Sunday, February 05, 2006

cons of path

- Being pestered by clinicians:

Point #1: A pathologist is the doctor's doctor.
Point #2: Doctors are the worst patients.

- As for call, regardless of the call, call is call. Call blows. Home call is nicer than in house call but what sucks about home call is that some calls will require you to get your ass back into the hospital. That sucks. That being said, clinicians have it worse than the pathologists, generally speaking. Clinicians take call more often. And it's in house call. Clinicians also get more calls when they are on call and I feel for them. But that's their problem...and why I went into pathology. I don't like my pager. I am tempted to destroy it.

- Medicolegal issues - pathologists too have to carefully word things and document the stupidest of things just so that it doesn't come back to bite them in the ass later.

UCSFBound
Inappropriate usually consists of an intraoperative consultation that will have absolutely NO IMPACT on what they will do during that surgery.

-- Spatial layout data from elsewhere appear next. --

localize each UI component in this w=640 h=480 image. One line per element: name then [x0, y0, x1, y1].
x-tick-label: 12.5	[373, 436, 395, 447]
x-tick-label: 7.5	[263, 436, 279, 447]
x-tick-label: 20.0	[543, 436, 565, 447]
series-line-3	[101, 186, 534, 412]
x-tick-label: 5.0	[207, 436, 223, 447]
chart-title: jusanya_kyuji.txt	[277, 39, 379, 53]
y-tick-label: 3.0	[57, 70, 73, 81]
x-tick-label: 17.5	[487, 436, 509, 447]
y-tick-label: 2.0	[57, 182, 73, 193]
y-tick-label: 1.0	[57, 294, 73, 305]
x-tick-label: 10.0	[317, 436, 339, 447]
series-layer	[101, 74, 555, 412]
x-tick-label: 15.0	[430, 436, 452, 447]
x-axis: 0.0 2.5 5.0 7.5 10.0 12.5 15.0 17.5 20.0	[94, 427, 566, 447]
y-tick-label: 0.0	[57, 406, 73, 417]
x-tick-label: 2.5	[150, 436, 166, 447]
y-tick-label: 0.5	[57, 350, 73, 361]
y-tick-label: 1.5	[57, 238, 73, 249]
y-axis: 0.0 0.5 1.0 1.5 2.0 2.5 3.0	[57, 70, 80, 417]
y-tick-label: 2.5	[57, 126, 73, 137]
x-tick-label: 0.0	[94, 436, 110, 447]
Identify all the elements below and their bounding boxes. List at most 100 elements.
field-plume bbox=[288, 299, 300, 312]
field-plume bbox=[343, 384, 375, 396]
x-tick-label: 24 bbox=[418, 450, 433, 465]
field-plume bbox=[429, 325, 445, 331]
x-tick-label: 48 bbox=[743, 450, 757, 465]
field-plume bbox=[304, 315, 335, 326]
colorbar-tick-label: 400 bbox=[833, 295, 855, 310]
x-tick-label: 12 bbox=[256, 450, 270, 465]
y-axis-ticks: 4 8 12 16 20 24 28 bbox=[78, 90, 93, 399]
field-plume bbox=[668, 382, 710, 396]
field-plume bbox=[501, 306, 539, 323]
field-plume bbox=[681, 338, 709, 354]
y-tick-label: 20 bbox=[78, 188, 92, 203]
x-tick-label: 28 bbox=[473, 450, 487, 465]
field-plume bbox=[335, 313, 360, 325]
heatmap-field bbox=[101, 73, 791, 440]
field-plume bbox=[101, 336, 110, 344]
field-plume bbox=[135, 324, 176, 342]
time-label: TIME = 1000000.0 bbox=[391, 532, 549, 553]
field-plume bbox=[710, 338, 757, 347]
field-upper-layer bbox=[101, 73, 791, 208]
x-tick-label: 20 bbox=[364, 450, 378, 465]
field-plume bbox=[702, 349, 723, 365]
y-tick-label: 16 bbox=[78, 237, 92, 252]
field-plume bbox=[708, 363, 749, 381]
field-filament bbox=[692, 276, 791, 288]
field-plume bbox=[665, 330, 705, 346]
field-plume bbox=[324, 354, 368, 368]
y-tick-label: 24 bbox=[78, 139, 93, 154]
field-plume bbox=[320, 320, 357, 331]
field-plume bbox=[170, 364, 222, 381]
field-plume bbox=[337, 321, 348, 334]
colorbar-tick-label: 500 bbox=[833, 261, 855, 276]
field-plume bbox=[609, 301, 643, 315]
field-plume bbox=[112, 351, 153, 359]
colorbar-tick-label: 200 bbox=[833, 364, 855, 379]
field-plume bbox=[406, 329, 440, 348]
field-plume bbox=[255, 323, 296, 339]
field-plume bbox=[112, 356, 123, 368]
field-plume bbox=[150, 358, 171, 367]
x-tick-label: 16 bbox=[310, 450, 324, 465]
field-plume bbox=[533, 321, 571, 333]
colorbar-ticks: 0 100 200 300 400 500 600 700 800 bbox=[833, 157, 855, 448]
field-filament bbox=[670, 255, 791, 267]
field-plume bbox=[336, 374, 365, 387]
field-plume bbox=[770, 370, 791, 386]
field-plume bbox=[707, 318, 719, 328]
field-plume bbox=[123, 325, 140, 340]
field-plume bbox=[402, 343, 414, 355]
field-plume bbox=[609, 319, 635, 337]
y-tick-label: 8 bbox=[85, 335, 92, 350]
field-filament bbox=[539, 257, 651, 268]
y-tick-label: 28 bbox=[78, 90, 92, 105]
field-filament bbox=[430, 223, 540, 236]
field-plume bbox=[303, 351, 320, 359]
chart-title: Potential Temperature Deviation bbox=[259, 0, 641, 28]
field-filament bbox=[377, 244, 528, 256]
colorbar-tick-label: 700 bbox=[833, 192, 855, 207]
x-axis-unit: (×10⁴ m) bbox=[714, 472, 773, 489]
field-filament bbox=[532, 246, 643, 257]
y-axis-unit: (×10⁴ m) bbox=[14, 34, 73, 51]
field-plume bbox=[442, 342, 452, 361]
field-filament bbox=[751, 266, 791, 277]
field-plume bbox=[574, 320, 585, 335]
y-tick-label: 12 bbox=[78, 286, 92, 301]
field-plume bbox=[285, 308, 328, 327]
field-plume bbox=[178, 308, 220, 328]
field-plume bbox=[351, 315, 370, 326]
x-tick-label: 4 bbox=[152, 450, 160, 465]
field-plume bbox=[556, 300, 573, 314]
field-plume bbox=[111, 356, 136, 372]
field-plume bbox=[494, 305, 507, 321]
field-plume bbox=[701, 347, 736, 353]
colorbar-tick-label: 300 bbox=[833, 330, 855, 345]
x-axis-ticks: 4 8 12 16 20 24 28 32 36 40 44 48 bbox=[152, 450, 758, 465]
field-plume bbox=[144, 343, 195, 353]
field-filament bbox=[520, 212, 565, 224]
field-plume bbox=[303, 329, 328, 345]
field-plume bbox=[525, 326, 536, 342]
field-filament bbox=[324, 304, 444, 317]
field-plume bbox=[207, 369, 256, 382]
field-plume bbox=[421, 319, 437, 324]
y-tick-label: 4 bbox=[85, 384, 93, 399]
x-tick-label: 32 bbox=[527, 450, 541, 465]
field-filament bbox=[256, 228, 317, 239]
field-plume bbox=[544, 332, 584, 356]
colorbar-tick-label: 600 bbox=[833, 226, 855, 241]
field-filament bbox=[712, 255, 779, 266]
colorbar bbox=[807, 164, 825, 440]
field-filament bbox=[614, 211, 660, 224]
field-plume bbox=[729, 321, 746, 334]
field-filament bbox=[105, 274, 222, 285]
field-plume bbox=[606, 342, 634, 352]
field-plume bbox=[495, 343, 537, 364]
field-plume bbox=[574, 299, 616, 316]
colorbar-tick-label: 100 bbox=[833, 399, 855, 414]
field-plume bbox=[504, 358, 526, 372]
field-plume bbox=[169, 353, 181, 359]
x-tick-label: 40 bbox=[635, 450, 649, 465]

For example, I received a frozen on a lymph node for a renal cell carcinoma. Reason for said frozen: hem-onc wants to plan course of post-op treatment (said they get more of drug x if the node is positive). Didn't change a damn thing surgically, in fact they were closing when I reported it back 10 minutes later (I at least figured they would take some more nodes, but they already had those out when they called). I have run into many surgeons who do not use the frozen results to manage their patients intraoperatively, rather, they like to have a diagnosis for their patient when they see them that afternoon in recovery.

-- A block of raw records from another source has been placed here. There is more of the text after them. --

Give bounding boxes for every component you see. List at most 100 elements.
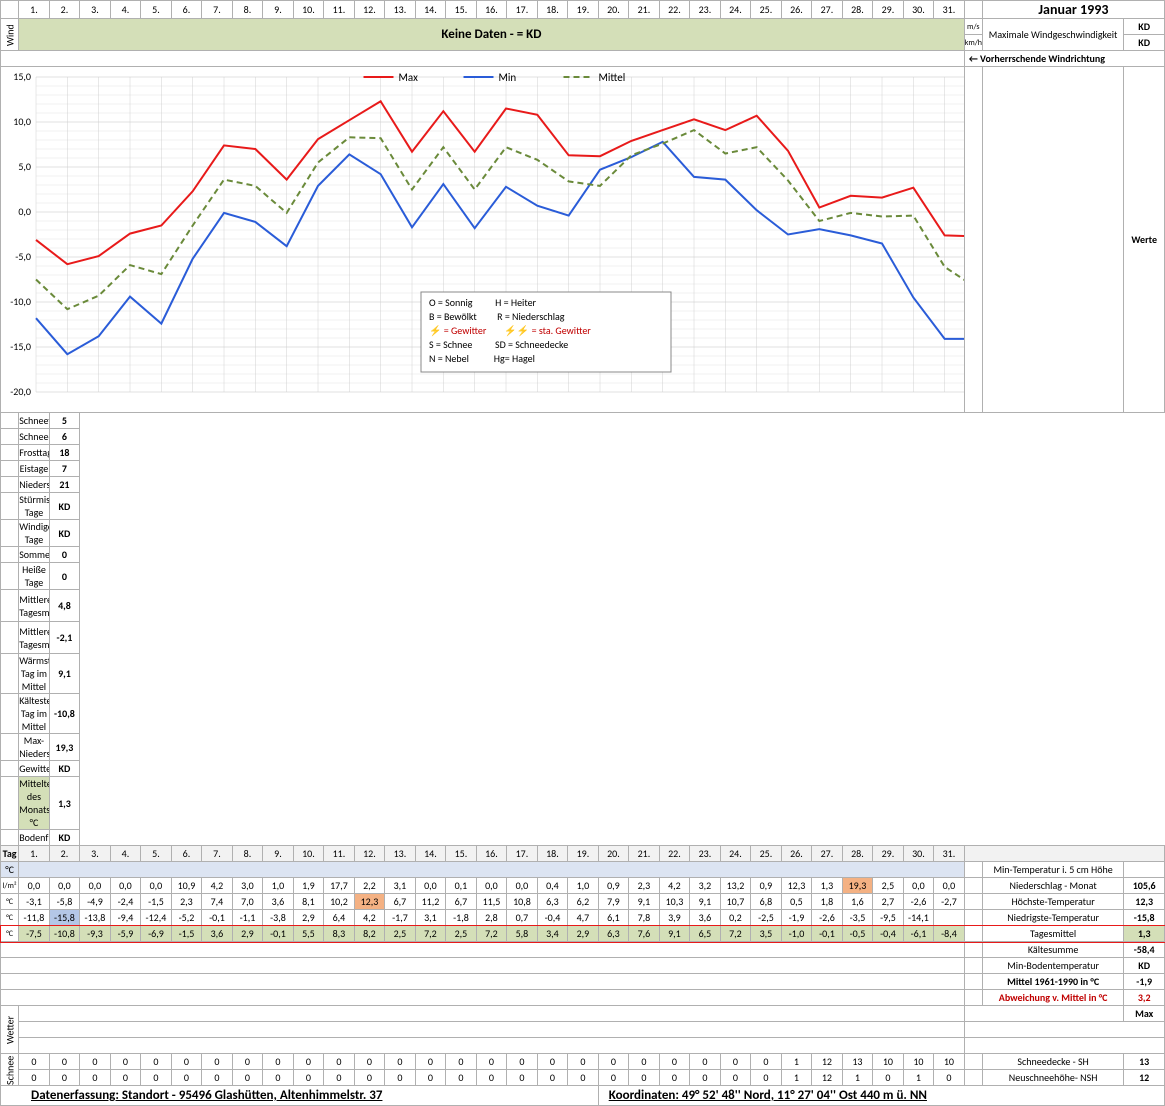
data-cell: -6,1 [903,926,934,942]
footer-left: Datenerfassung: Standort - 95496 Glashüt… [1,1086,599,1106]
data-cell: 1,0 [263,878,294,894]
day-header: 21. [629,1,660,19]
schnee-cell: 0 [598,1054,629,1070]
svg-text:⚡ = Gewitter ⚡⚡ = sta.: ⚡ = Gewitter ⚡⚡ = sta. Gewitter [429,324,591,337]
stat-value: 18 [49,445,80,461]
day-header: 20. [598,1,629,19]
werte-label: Werte [1124,67,1165,413]
schnee-cell: 0 [659,1070,690,1086]
wind-unit1: m/s [964,19,982,35]
data-cell: 0,0 [110,878,141,894]
schnee-cell: 0 [232,1070,263,1086]
data-cell: -3,1 [19,894,50,910]
day-col: 18. [537,846,568,862]
data-cell: 19,3 [842,878,873,894]
day-header: 19. [568,1,599,19]
data-cell: 7,8 [629,910,660,926]
schnee-cell: 0 [415,1070,446,1086]
day-col: 20. [598,846,629,862]
data-cell: 4,2 [659,878,690,894]
day-header: 5. [141,1,172,19]
data-cell: 6,4 [324,910,355,926]
schnee-cell: 0 [324,1054,355,1070]
schnee-cell: 0 [263,1054,294,1070]
schnee-cell: 0 [110,1054,141,1070]
data-cell: 4,2 [354,910,385,926]
day-header: 12. [354,1,385,19]
day-header: 6. [171,1,202,19]
data-cell: 4,2 [202,878,233,894]
data-cell: -1,0 [781,926,812,942]
data-cell: 2,9 [568,926,599,942]
schnee-cell: 0 [476,1054,507,1070]
schnee-cell: 0 [720,1054,751,1070]
day-header: 26. [781,1,812,19]
day-col: 23. [690,846,721,862]
svg-text:5,0: 5,0 [18,160,31,173]
stat-label: Windige Tage [19,520,50,547]
schnee-cell: 0 [629,1070,660,1086]
data-cell: -4,9 [80,894,111,910]
data-cell: 6,3 [537,894,568,910]
day-col: 1. [19,846,50,862]
data-cell: 0,9 [751,878,782,894]
schnee-cell: 1 [903,1070,934,1086]
day-col: 12. [354,846,385,862]
data-cell: 3,9 [659,910,690,926]
svg-text:-5,0: -5,0 [15,250,31,263]
schnee-cell: 0 [629,1054,660,1070]
data-cell: 6,8 [751,894,782,910]
schnee-cell: 0 [385,1054,416,1070]
data-cell: -0,1 [263,926,294,942]
schnee-cell: 0 [507,1070,538,1086]
schnee-cell: 0 [232,1054,263,1070]
degc-label: °C [1,862,19,878]
day-header: 17. [507,1,538,19]
schnee-total: 12 [1124,1070,1165,1086]
tag-label: Tag [1,846,19,862]
data-cell: 3,2 [690,878,721,894]
stat-label: Kältester Tag im Mittel [19,694,50,734]
wind-kd1: KD [1124,19,1165,35]
data-cell: -7,5 [19,926,50,942]
schnee-cell: 0 [720,1070,751,1086]
extra-value: 3,2 [1124,990,1165,1006]
schnee-cell: 0 [171,1054,202,1070]
schnee-cell: 0 [476,1070,507,1086]
data-cell: 2,7 [873,894,904,910]
row-total: 12,3 [1124,894,1165,910]
wind-unit2: km/h [964,35,982,51]
data-cell: -2,6 [903,894,934,910]
data-cell: 0,0 [903,878,934,894]
data-cell: 10,7 [720,894,751,910]
schnee-cell: 0 [354,1070,385,1086]
row-total: 105,6 [1124,878,1165,894]
data-cell: 0,0 [934,878,965,894]
stat-label: Schneedeckentage [19,429,50,445]
day-header: 15. [446,1,477,19]
day-col: 26. [781,846,812,862]
day-col: 31. [934,846,965,862]
row-unit: l/m² [1,878,19,894]
stat-value: 0 [49,547,80,563]
schnee-cell: 1 [781,1054,812,1070]
data-cell: 7,6 [629,926,660,942]
data-cell: 7,2 [720,926,751,942]
data-cell: 3,1 [385,878,416,894]
data-cell: -1,8 [446,910,477,926]
data-cell: -14,1 [903,910,934,926]
data-cell: 10,9 [171,878,202,894]
data-cell: -6,9 [141,926,172,942]
day-col: 8. [232,846,263,862]
day-header: 11. [324,1,355,19]
data-cell: -1,9 [781,910,812,926]
stat-value: 19,3 [49,734,80,761]
schnee-cell: 13 [842,1054,873,1070]
day-col: 2. [49,846,80,862]
data-cell: 10,8 [507,894,538,910]
day-col: 19. [568,846,599,862]
data-cell: -12,4 [141,910,172,926]
svg-text:Max: Max [399,71,419,84]
stat-value: 7 [49,461,80,477]
extra-value: -1,9 [1124,974,1165,990]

I think the worst is when your attending will read these non-sensical frozens. I remember talking with a surgeon when I first started in July for like 5 minutes about why he was getting this thing, only for my attending to cave and allow it (and telling me that there is no reason for this). It makes it hard to tell the surgeon "inappropriate" when your attending wont back you up.

Angrytesicle
Word up man. Regarding your renal cell carcinoma story, I experienced an identical event this past Friday. Surgeon wanted a diagnosis on a metastatic RCC to a lymph node in the chest wall. The diagnosis we gave him was "consistent with metastatic RCC." What difference did this make in surgical management? None. I suppose that if the lymph node was negative for tumor, he might have dug around a little more. However, based on reading pre-op notes there were no other suspicious lesions except for this enlarged node. Doing the frozen was easy. But having to stay in the hospital just for this one case was the difference between me going home at 6 pm versus 8 pm. Wasn't very thrilled about this

Yaah

And in addition, diagnoses are more appropriately made with fixation and the time taken for good histologic sections. The frozen is basically a throwaway that is only glanced at during the real signout, and only to make sure nothing weird showed up on the slide that wasn't on frozen. The unfortunate thing is that if it is a small lesion (like thyroid or something) the bulk of the lesion is on frozen, and the final diagnosis becomes that much more difficult.

This is why breast frozen section has mercifully become much less common over the last few years. Surgeons have been taught now that doing a frozen on breast lesion destroys a lot of margins and diagnostic tissue.